This is my monthly update on what is happening in terms of medical device regulations in Russia, the Eurasian customs union, and CIS. As you probably remember, there are only three months left before the new, harmonised Eurasian regulations come into force in January 2016. Meanwhile, September was a rather quiet month in terms of surprises for Russia. Here are my highlights for the region:
- Will New Russian Law on Personal Data Affect the Medical Device Sector?
Let me start with highly debated and strategic legal initiative. On 1 September, Russia implemented amendments to Federal Law #152 (link in Russian) “on the processing of personal data in information and telecommunication networks”. The amendments require companies to store personal data about Russian citizens on Russian territory. The law broadly defines personal data as “any information relating directly or indirectly to an identified or identifiable natural person (the subject of the personal data)”. The provisions of the new law are not only strict, but the number of issues remain unclear – particularly for the medical device industry. How will this regulation affect medical device data systems, medical image storage devices, medical communications devices, or any other medical software (or hardware) that transfers, stores, and converts medical patient data, and medical records? How will this law be implemented in terms of data processing for clinical trials of medicines and medical devices? Could this regulation be left unimplemented in terms of medical devices? As you see, there are a number of unanswered questions and nuances that need to be clarified in the coming months.

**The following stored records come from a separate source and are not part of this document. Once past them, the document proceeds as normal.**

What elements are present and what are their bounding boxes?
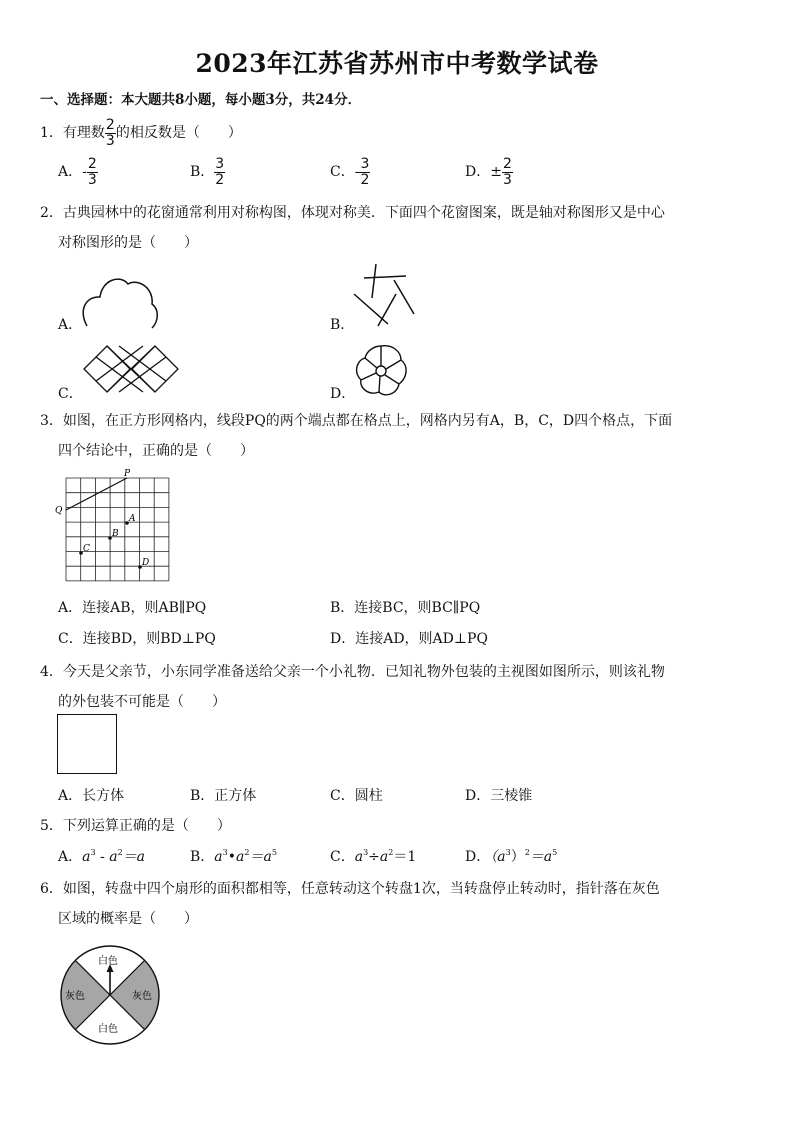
q5-option-c[interactable] (330, 846, 416, 866)
frac-den: 3 (502, 171, 512, 188)
q2-option-c[interactable]: C． (58, 386, 83, 402)
q3-option-d[interactable]: D．连接AD，则AD⊥PQ (330, 631, 488, 647)
question-4-line2: 的外包装不可能是（ ） (58, 694, 226, 710)
option-label: A． (58, 849, 83, 865)
section-heading: 一、选择题：本大题共8小题，每小题3分，共24分． (40, 92, 362, 108)
result: ＝a (529, 849, 553, 865)
exponent: 5 (271, 848, 277, 857)
q2-figure-b-pentagon-lines (350, 262, 420, 328)
question-4-line1: 4．今天是父亲节，小东同学准备送给父亲一个小礼物．已知礼物外包装的主视图如图所示，则该礼物 (40, 664, 665, 680)
frac-num: 2 (502, 156, 512, 172)
option-label: B． (190, 164, 215, 181)
label-c: C (83, 544, 90, 554)
q2-figure-d-flower (353, 342, 409, 398)
result: ＝a (122, 849, 146, 865)
label-q: Q (55, 506, 63, 516)
q2-figure-c-lattice (82, 344, 182, 394)
option-label: D． (465, 849, 491, 865)
question-2-line1: 2．古典园林中的花窗通常利用对称构图，体现对称美．下面四个花窗图案，既是轴对称图形又是中心 (40, 205, 665, 221)
base: a (236, 849, 245, 865)
question-1 (40, 118, 242, 148)
q1-prefix: 1．有理数 (40, 125, 105, 142)
q3-option-b[interactable]: B．连接BC，则BC∥PQ (330, 600, 481, 616)
label-p: P (124, 469, 131, 479)
exponent: 3 (505, 848, 511, 857)
label-b: B (112, 529, 119, 539)
q1-frac-den: 3 (105, 132, 115, 149)
option-sign: ± (490, 164, 502, 181)
result: ＝a (249, 849, 272, 865)
question-3-line1: 3．如图，在正方形网格内，线段PQ的两个端点都在格点上，网格内另有A，B，C，D四个格点，下面 (40, 413, 673, 429)
option-label: A． (58, 164, 83, 181)
frac-num: 3 (360, 156, 370, 172)
q2-option-a[interactable]: A． (58, 317, 83, 333)
operator: - (95, 849, 110, 865)
q2-option-d[interactable]: D． (330, 386, 356, 402)
q1-suffix: 的相反数是（ ） (115, 125, 242, 142)
q1-option-b[interactable] (190, 157, 225, 187)
frac-num: 2 (87, 156, 97, 172)
exponent: 3 (222, 848, 228, 857)
q3-option-c[interactable]: C．连接BD，则BD⊥PQ (58, 631, 216, 647)
q1-option-a[interactable] (58, 157, 98, 187)
operator: • (227, 849, 237, 865)
label-d: D (142, 558, 150, 568)
question-6-line1: 6．如图，转盘中四个扇形的面积都相等，任意转动这个转盘1次，当转盘停止转动时，指针落在灰色 (40, 881, 660, 897)
option-sign: - (82, 164, 87, 181)
label-bottom-white: 白色 (98, 1024, 118, 1035)
frac-den: 2 (360, 171, 370, 188)
base: a (109, 849, 118, 865)
option-label: B． (190, 849, 215, 865)
q1-fraction (105, 118, 116, 148)
paren: ） (510, 849, 525, 865)
q4-option-c[interactable]: C．圆柱 (330, 788, 383, 804)
exponent: 5 (552, 848, 558, 857)
q1-frac-num: 2 (105, 117, 115, 133)
result: ＝1 (393, 849, 417, 865)
exponent: 2 (117, 848, 123, 857)
q4-square-front-view (57, 714, 117, 774)
operator: ÷ (368, 849, 380, 865)
base: a (214, 849, 223, 865)
q2-figure-a-cloud (80, 270, 160, 330)
q5-option-d[interactable] (465, 846, 557, 866)
exponent: 2 (524, 848, 530, 857)
q3-option-a[interactable]: A．连接AB，则AB∥PQ (58, 600, 207, 616)
q4-option-d[interactable]: D．三棱锥 (465, 788, 533, 804)
base: a (379, 849, 389, 865)
question-2-line2: 对称图形的是（ ） (58, 235, 198, 251)
q6-spinner-figure (56, 944, 166, 1048)
q5-option-b[interactable] (190, 846, 277, 866)
exponent: 3 (90, 848, 96, 857)
base: （a (490, 849, 506, 865)
frac-den: 3 (87, 171, 97, 188)
q1-option-d[interactable] (465, 157, 513, 187)
option-label: C． (330, 849, 355, 865)
q3-grid-figure (54, 466, 184, 588)
q4-option-a[interactable]: A．长方体 (58, 788, 125, 804)
question-3-line2: 四个结论中，正确的是（ ） (58, 443, 254, 459)
exponent: 2 (244, 848, 250, 857)
q2-option-b[interactable]: B． (330, 317, 355, 333)
option-label: C． (330, 164, 355, 181)
q1-option-c[interactable] (330, 157, 370, 187)
frac-num: 3 (215, 156, 225, 172)
exponent: 2 (388, 848, 394, 857)
label-a: A (129, 514, 136, 524)
q4-option-b[interactable]: B．正方体 (190, 788, 257, 804)
question-6-line2: 区域的概率是（ ） (58, 911, 198, 927)
label-right-gray: 灰色 (132, 991, 152, 1002)
page-title: 2023年江苏省苏州市中考数学试卷 (195, 49, 599, 78)
label-top-white: 白色 (98, 956, 118, 967)
exponent: 3 (363, 848, 369, 857)
base: a (82, 849, 91, 865)
option-sign: - (354, 164, 360, 181)
option-label: D． (465, 164, 491, 181)
frac-den: 2 (215, 171, 225, 188)
label-left-gray: 灰色 (65, 991, 85, 1002)
base: a (354, 849, 364, 865)
segment-pq (66, 478, 127, 510)
question-5-line1: 5．下列运算正确的是（ ） (40, 818, 231, 834)
q5-option-a[interactable] (58, 846, 145, 866)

- Changes in the Registration Procedure for Kazakhstan
The Ministry of Health of Kazakhstan has enforced changes to the procedure of registration of medical devices. The new rules have been approved and published in decree #524 (link in Russian). The Kazak approval agency highlighted that the main changes to the procedure relate to the registration application form, which henceforth should be completed in either the Russian and Kazak language, it should contain a GMDN code (if applicable), and information about the prices of medical devices for further price monitoring. The changes also concern the list of documents required for the registration dossier (e.g. requirements in terms of legalisation and bilingual Russian-Kazak packaging design). The new rules have tightened the timeframes for an applicant to respond to additional inquiries from the approval agency after submission. Henceforth, if an applicant does not provide a response within thirty days, the registration could be formally rejected. It should be noted that the medical device registration procedure in Kazakhstan takes from 90 to 160 business days depending on safety class.
- Ukrainian Ministry of Health is Discussing the Prolongation of the Transitional Period for the New Approval process for Registered Medical Devices
In September 2015, the Ukrainian Ministry of Health circulated the DRAFT of the of the decree (link in Ukranian) suggesting the prolongation of the transitional period (until 1 July 2017) for the change to the new conformity assessment approval procedures for medical devices that was already registered in Ukraine before 1 July 2015. Previously this deadline was set as 1 July 2016. The document introduced additional requirements for devices imported in this period to be used within their operational period, but not for longer than five years. Meanwhile, for all non-resident medical device manufacturers, the establishment of an authorised Ukrainian representative remains mandatory for the approval and commercialisation of a medical device. As you will recall, since 1 July 2015 access for medical devices into the Ukrainian market must be subject to a new conformity assessment approval process that requires the acquisition of a special conformity mark.